Femmes : Comment le Maroc recule
Dossier du mois
Imane Benzarouel, Manager dans une entreprise publique
A quand une réelle avancée des droits de la femme ?
Aborder le sujet de « la situation de la femme et de la violence qu’elle subit », j’étais loin de m’imaginer le faire alors que je suis entourée de success stories de femmes de tout bord, qui réussissent dans leur domaine d’activité, des femmes qui s’assument et qui s’imposent dans le monde de l’entreprise. J’étais loin de m’imaginer abordant cette thématique même si l’approche genre ou la réduction du gap entre les deux genres figurent parmi les axes sur lesquels je travaille dans le cadre de mon activité professionnelle, pour une meilleure inclusion sociale de la femme et l’amélioration en continu de sa situation économique. Et pourtant, il a fallu que le triste incident de l’agression de la jeune fille dans le bus, au coeur de Casablanca, survienne pour éveiller des discussions et des débats que je voulais croire révolus. Les avis ont, en effet, fusé entre indignation, compassion, rage, condamnation … chacune des parties se considérant la réelle victime d’une société en mal de valeurs et de lois d’une part et d’un système d’enseignement et d’encadrement des jeunes aussi défaillants l’un que l’autre.

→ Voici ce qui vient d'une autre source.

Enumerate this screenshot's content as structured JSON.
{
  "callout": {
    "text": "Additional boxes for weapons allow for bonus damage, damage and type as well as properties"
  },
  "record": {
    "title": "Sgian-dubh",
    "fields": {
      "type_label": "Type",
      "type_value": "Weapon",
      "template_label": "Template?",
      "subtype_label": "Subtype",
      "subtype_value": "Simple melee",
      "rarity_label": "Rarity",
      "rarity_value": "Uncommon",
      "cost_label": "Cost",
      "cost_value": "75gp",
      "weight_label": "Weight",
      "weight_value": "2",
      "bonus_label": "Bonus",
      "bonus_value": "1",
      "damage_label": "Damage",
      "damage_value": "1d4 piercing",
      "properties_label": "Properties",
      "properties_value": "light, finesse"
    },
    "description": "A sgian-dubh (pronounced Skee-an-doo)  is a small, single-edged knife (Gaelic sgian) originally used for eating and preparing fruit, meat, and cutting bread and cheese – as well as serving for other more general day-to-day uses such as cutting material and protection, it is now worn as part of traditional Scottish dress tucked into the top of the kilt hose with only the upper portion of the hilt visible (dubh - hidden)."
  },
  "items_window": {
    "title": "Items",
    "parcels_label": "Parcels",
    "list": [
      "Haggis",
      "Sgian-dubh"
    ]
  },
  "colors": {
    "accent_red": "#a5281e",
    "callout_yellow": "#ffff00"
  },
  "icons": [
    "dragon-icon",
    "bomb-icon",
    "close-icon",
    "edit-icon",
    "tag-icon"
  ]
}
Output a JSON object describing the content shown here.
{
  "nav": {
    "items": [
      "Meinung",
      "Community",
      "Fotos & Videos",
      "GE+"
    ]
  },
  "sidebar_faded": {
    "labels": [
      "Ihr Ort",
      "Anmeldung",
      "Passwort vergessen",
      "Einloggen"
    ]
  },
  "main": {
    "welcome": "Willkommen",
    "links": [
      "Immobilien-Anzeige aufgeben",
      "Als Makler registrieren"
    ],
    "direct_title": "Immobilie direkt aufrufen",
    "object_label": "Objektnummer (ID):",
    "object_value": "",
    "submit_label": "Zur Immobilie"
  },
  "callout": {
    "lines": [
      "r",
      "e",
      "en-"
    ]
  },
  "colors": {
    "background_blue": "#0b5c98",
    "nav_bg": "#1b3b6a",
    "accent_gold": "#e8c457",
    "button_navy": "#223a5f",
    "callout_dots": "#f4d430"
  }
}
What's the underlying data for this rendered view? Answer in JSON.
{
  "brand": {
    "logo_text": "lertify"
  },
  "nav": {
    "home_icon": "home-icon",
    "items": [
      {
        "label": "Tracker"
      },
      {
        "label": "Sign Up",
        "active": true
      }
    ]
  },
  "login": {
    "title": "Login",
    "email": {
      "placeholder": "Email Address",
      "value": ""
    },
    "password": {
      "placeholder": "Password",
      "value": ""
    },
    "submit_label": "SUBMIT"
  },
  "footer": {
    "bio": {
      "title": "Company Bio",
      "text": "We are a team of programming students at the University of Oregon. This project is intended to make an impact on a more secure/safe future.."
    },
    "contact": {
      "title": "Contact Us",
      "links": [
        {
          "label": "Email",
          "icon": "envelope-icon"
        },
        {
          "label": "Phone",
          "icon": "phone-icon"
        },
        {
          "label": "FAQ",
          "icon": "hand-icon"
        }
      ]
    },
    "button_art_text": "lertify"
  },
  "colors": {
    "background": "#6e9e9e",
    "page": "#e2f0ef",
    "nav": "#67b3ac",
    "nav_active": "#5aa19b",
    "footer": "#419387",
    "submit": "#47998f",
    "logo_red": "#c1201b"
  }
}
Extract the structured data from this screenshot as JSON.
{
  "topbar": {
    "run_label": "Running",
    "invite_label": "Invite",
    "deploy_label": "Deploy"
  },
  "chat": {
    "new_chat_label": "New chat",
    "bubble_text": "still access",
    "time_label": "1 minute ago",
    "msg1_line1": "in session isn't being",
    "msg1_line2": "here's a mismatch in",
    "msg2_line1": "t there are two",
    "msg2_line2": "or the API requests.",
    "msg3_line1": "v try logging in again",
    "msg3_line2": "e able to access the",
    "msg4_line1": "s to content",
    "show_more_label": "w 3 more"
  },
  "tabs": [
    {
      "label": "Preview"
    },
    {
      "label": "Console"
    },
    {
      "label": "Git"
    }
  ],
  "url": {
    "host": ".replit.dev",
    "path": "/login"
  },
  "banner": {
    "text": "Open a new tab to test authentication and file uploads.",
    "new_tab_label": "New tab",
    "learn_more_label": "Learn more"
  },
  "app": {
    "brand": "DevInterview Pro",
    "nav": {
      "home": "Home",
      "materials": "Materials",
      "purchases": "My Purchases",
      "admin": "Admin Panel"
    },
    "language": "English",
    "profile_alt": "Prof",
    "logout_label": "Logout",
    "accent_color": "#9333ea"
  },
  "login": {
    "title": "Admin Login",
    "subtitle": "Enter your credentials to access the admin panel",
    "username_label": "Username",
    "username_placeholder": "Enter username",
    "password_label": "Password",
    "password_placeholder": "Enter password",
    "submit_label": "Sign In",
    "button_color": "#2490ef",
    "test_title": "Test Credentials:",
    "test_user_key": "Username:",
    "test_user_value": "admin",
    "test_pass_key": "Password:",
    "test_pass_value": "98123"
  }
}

J’ose avouer que suivre les débats à l’issue de ce malheureux incident m’a fait oublier la tragédie elle-même et ses suites, notamment la prise en charge de la victime et l’incarcération des agresseurs. Ces débats m’ont ré-ouvert les yeux sur une réalité bien installée, malgré les apparences d’émancipation et de développement que j’aperçois au quotidien dans mon proche entourage. Nous sommes en mal, d’abord, d’éducation ou plutôt de modélisation et de loi bien évidemment. Je n’ai jamais été partisane d’une politique encourageant la victimisation des filles et de la femme de manière générale, partant du principe que la femme est l’égale de l’homme dans l’absolu. Ils constituent un socle commun, favoriser l’un ou l’autre rend la société bancale et tiraillée.
Ce principe d’égalité doit prévaloir partout, sans aucune démagogie, à la maison, dans le couple, dans l’éducation des enfants, dans les messages audio-visuels, à l’école, dans les lieux publics … Une maman qui dit à son garçon : « Arrête de pleurnicher comme une gamine »; un papa qui tabasse sa femme devant leurs enfants et bafoue sa dignité; une maman qui fait profil bas et n’ose pas l’affrontement de peur du jugement de la société; une société qui condamne systématiquement la femme et la rend responsable de tous les maux; une société pour qui la vertu, le respect, la dignité, la pudeur … ne concernent que la femme et son corps, l’homme étant d’emblée libre d’agir sans contraintes ni retenue, etc… Les exemples sont, malheureusement, multiples et variés, allant des plus anodins aux plus profonds et témoignant d’un fossé dans nos valeurs et notre modélisation favorable à la recrudescence de la violence de manière générale et à l’égard de la femme en particulier.
La loi, hélas, n’aidant pas, nombreuses sont les lacunes et les silences dans nos textes qui ne favorisent, nullement, le renforcement du statut de la femme et son indépendance et limitent l’impact de toutes ces actions de sensibilisation menées par la société civile, dans ce cadre. Il faut l’admettre, le Maroc accuse un retard en la matière, et je vise là la Tunisie qui poursuit frontalement et courageusement ses démarches pour une réelle avancée des droits de la Femme. J’admets, à ce niveau, que nous sommes contraints par le strict respect du texte religieux et c’est là où toute l’ingéniosité du législateur et des politiques devrait s’étaler, armée d’une ferme volonté pour un réel et radical changement.
Maintenant qu’est ce qu’il y a lieu de faire ?
La réponse à cette question dépend de la femme elle-même. Elle peut opter pour l’attente d’un jour où tous les amendements seront votés, où tous les droits seront acquis. Comme elle peut faire le choix d’oser, le choix de bousculer les choses en elle et autour d’elle, le choix de devenir indépendante financièrement et de s’imposer, autrement.